GNOME has a disturbing, almost paralytic dependence on the GNU Autotools. I’ve already ranted about weird tools once tonight, and yet, here we go again.

Reading through the documentation for PyGI is annoying, mainly because it makes a set of very silly recommendations: use Autotools for new projects.

For those who live in a sane world whene build systems actually work, the Autotools mess is an ancient attempt at using M4 (but not quite standard M4) to generate Bourne shell (but not quite standard Bourne shell) and Makefiles (but not quite standard Makefiles).

Here’s the catch: it was new in the mid-1990s. It’s nearly two decades old and backwards and forwards incompatible in a neurotic attempt at building a system that can generate totally cross platform build tools.

In theory, this is a great idea. Except, of course, for the fact that standard M4 won’t work; you have to use GNU M4 to run the Autotools, and run Autoconf configure scripts with GNU bash (the “Bourne again” shell) and compile Automake Makefiles with GNU Make. Oh, and all of them use Autotools.

The Autotools are two main applications: Autoconf and Automake. Autoconf is a good way to take 6 kiB, semi-legible text files, and produce 200+ kiB shell scripts that are so densely packed with shell compatibility wrappers and system feature detection hacks they can take minutes to run.

Automake is an even better way to turn 3 kiB, nearly POSIXly correct Makefiles into 600+ kiB, somewhat POSIXly correct Makefile templates, which are then turned, via the magic of sed(1) into Makefiles that are so thoroughly obfuscated it is impossible to determine their function.

Along with them, there’s the magic that is libtool, which is probably the most excusable of the lot simply because it has to abstract away the more stupid differences between various platforms in terms of shared (“dynamic”) and static library building. Even then, it’s another 200-300 kiB of shell scripting line noise.

There are so many bizarre and exotic extensions that it’s non-trivial to port anything away from them. And yet nearly any build system one could choose to name does better than it.

pkg-config is a good start: it provides a bunch of preconfigured files so that applications know how to communicate with certain libraries.
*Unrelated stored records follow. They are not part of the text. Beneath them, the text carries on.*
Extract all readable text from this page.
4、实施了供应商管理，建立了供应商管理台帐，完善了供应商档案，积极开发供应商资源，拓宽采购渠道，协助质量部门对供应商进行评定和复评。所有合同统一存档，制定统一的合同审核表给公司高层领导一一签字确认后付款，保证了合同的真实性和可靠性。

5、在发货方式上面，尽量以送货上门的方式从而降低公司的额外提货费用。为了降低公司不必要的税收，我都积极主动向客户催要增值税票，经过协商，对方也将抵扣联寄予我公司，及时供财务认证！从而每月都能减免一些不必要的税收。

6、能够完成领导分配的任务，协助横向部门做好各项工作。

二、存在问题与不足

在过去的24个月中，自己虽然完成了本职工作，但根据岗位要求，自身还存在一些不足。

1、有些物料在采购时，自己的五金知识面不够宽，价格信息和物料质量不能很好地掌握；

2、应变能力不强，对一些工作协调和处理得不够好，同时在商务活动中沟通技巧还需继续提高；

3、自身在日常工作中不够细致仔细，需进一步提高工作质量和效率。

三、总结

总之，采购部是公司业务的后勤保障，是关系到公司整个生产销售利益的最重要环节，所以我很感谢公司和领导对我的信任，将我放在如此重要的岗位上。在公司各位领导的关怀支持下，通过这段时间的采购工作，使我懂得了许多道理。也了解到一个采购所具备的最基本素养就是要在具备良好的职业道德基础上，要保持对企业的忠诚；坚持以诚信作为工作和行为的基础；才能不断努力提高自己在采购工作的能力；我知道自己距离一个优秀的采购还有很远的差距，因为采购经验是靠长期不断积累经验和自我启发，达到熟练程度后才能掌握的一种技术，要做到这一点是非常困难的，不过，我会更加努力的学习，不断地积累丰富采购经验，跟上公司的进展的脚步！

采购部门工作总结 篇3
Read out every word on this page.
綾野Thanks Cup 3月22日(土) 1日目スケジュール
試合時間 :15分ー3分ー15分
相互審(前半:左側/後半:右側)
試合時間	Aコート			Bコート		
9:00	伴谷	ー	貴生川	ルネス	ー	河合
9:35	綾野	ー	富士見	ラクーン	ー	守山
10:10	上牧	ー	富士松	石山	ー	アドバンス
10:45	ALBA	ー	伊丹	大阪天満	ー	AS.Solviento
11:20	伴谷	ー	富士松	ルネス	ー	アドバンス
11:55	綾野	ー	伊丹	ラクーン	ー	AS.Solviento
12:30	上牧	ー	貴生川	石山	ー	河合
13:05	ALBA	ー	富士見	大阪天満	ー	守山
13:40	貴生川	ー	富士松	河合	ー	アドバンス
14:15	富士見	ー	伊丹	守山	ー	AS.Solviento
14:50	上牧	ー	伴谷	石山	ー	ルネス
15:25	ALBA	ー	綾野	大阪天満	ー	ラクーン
This, for instance, is one such pkg-config file for Gtk+, and it’s fairly straightforward to see how it can be trivially parsed for information about how to link against Gtk+ 3.0.

prefix=/usr
exec_prefix=/usr
libdir=/usr/lib64
includedir=/usr/include
targets=x11 broadway wayland

gtk_binary_version=3.0.0
gtk_host=x86_64-redhat-linux-gnu

Name: GTK+
Description: GTK+ Graphical UI Library
Version: 3.8.8
Requires: gdk-3.0 atk cairo cairo-gobject gdk-pixbuf-2.0 gio-2.0
Requires.private: atk atk-bridge-2.0 pangoft2 gio-unix-2.0
Libs: -L${libdir} -lgtk-3 
Cflags: -I${includedir}/gtk-3.0 

But we’re already beyond this. imake, the grand old regent, used the C preprocessor, cpp, in much the same way that Autotools uses M4. imake knew how systems were configured at it’s build time (in much the same way that CMake does so), so it was trivially easy to expand a bunch of macros.

To illustrate the difference, compare the build times of X.org’s X11R6.9 and X11R7.0, which were identical source trees, excepting the build system. 6.9 used imake, and build system overheads were tiny. 7.0 used Autotools, and each configure would take about a minute, maybe a minute and a half, to run on my systems, as they probed the same damn’ thing over and over again. It’s really impressive for some of the userland applications, like xev or xfontsel where the compile time is a tenth the time Autotools takes to run.

CMake, as I’ve previously alluded to, does it similarly, except it does do a degree of runtime detection. It’s sufficiently hybridised that build times are very small anyway, which it trades off for a long pre-configuration phase in it’s second-stage build.

Ah, and then there’s the old adage, heralded by Peter Miller in AUUG 1997: recursive Make is harmful, which is true more so than ever when one looks at the recommended way to build projects with Autotools. Considering huge Autotools usecases, like Mozilla Gecko, demonstrates the problems: incremental builds from the top level take huge amounts of time simply because the hierachy of makefiles that need to be parsed is so complex.

Chromium’s use of GN (migrated from GYP) and Ninja demonstrates a good compromise, simply because Ninja was built intending to be a stripped-down Make on steroids, and because both GYP and GN are so much more flexible than Autotools. And GN is reportedly derived from a Google internal build tool, which takes moments to run because, like imake, it knows every possible build environment, and doesn’t need to sit around for a prolonged period trying to determine what’s installed.

FreeBSD recently put together a config.site, which is a filthy kludge to make Autotools perform better by giving it answers to questions it should already have. It’s similar to a config.cache, except it still falls over because it only covers base-system libraries.

To summarise: Autotools is crap. Excise it from your project as soon as possible. Use any other build system you can find; CMake is an excellent bet because it understands multiple output engines.